THE HAGUE (AFP) - Dutch Foreign Minister Bert Koenders on Tuesday nixed visas for three controversial imams planning to visit the Netherlands next month, basing his decision on advice from the country's anti-terror agency.
"The visas' withdrawal follows information received from the Dutch Anti-Terrorist and Safety Coordinator (NCTV)," said Koenders' spokesman Ahmed Dadou.
"It fits into the context of the (government's) action programme to prevent jihadism," Dadou told AFP.
He declined to name the imams, but according to Dutch media at least one is believed to have links to the Islamic State in Iraq and Syria group.
Ruling and opposition lawmakers on Monday deplored the proposed visit by the Muslim preachers, who were invited by a local organisation to address a benefit gala in Rijswijk, just south of The Hague on March 8.
Organisers said the gala's aim was to collect funds "from within the Netherlands with Islam as the starting point, to help improve the lot of orphans, the handicapped, the socially needy, the homeless and asylum-seekers across the world."
Lawmakers, however, claimed the preachers planned to spread ideas linked to the Salafist version of Islam, an ultra-conservative strain of the religion, and urged government not to grant them entry.
"We shouldn't give 'hate-preachers' a soap-box in the Netherlands," Malik Azmani, a lawmaker belonging to Prime Minister Mark Rutte's ruling People's Party for Freedom and Democracy, told the NOS public broadcaster.

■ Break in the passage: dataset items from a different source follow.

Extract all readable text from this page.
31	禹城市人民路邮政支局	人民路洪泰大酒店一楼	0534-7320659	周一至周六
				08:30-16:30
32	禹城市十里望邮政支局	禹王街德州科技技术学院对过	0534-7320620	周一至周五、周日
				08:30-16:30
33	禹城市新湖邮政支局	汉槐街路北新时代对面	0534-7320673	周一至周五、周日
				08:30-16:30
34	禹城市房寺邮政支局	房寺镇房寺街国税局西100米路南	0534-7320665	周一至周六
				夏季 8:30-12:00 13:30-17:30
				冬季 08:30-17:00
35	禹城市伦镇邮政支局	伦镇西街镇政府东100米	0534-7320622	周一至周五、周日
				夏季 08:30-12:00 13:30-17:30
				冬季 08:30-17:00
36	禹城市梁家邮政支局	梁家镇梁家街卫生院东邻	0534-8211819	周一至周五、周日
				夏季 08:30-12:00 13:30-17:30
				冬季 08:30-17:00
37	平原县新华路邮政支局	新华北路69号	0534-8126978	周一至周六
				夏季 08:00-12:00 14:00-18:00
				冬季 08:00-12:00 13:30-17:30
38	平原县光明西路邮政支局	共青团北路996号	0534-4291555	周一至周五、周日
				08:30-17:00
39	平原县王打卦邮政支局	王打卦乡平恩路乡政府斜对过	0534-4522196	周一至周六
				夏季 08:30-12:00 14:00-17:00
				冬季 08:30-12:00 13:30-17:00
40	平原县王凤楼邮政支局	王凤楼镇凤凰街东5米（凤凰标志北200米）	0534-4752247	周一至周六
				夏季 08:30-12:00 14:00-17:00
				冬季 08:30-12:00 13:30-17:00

Last year, Dutch Deputy Prime Minister Lodewijk Asscher announced a clampdown on imams who were perceived to be spreading radical messages or encouraged terror, in measures to combat Islamic militants and radicalisation of Muslims in the Netherlands.
Militants returning from fighting in Syria also now face jail sentences and legal action can be taken against would-be fighters planning to travel there, including having their passports confiscated.